Canisso – Em ninguém em especial, olhamos bastante principalmente os arrecadadores que tiveram maior sucesso, pra tentar aprender algo…
RЯ – Em que situações fez falta não ter do lado de vocês uma gravadora com nome forte no mercado?
Canisso – Com certeza na escalação de atrações de festivais e na mídia paga, mas como nosso show tem mostrado que agrada a galera, viemos reconquistando nosso espaço. Hoje temos nossa própria divulgação, além da melhor de todas elas, que é o boca a boca entre os novos e antigos fãs, renovando e aumentando nosso público…Uma coisa é certa: quem vem aos nossos shows SEMPRE volta, e traz mais alguém, que mostra pra mais alguém…Tem muita banda com gravadora e empresário gastando o dobro sem chegar no mesmo resultado…

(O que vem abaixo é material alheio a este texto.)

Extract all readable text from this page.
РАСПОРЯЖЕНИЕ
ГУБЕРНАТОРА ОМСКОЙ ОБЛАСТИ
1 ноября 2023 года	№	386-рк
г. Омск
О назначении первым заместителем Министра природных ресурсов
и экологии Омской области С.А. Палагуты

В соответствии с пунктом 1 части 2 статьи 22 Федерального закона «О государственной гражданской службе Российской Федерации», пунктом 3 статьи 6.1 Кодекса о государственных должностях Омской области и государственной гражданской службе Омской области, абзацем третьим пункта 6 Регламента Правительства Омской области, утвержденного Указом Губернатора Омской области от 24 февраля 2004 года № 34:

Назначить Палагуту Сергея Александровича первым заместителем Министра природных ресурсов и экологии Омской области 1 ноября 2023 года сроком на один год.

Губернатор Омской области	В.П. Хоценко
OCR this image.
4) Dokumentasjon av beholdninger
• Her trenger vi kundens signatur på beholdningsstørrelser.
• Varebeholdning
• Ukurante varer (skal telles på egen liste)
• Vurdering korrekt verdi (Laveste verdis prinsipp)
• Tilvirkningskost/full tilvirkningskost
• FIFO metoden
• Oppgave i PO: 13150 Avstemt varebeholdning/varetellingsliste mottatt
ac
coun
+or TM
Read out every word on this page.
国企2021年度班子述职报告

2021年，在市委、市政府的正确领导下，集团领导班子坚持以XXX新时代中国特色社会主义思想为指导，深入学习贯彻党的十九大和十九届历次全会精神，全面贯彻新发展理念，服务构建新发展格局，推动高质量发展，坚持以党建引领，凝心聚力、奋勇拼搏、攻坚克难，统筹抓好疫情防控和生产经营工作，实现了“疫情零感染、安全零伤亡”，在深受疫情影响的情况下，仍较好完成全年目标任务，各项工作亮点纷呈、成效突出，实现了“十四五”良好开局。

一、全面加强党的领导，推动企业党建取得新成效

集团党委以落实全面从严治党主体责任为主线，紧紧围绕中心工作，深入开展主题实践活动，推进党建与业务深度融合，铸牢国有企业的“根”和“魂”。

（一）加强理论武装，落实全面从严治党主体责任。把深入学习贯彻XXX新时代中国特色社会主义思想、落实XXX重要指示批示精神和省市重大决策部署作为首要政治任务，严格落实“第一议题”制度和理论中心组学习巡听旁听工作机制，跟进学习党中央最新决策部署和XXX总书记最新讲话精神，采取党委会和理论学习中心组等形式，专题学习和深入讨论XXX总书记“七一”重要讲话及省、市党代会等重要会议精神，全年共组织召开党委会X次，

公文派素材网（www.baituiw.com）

RЯ – A presença na rádio está de acordo com o esperado?
Canisso – Muito acima do esperado, principalmente pela grande procura ESPONTÂNEA de várias rádios, que tomaram pra si a “missão” de continuar tocando rock nacional e têm sido nossas parceiras nessa empreitada… Não temos budget pra pagar jabá, então se está tocando é porque o povo está pedindo, nossos humildes agradecimentos aos radialistas que tocam…
RЯ – Você acha que o rock nacional anda meio enfraquecido, com muitas bandas pasteurizadas? Quais bandas nacionais são bons exemplos?
Canisso – Não gosto de comentar sobre outras bandas, cada um sabe aonde quer chegar com seu som, quem se estabeleceu tem meu respeito, viver de rock nesse país é um grande desafio. Das duas uma: ou você toma um Johnny Walker com Activia e toca seu som pra agradar somente seu umbigo, ou você aceita o desafio de equilibrar a dose certa de pauleira sem soar “pasteurizado” nem suavizar muito a proposta…
Pro rock voltar a tocar na rádio ele precisa ter a dose certa de pauleira com uma boa mixagem, sem soar “esporrento”, afinal disputamos a preferência dos ouvintes, fazemos música pros shows, mas precisamos pensar nas rádios também… Quanto ao cenário discordo de você, conheço cenas fervilhantes de novidades, como Goiânia, Curitiba, Salvador, Fortaleza, Cuiabá, Porto Alegre, Floripa.
Caramba, o que mais tem é banda legal, falta espaço, falta o que a MTV representou pra nossa geração nos anos 90,um program livre, de tarde,com banda tocando, sei lá… O momento pede, quem tiver a sacada e lançar um programa do gênero com certeza vai bombar.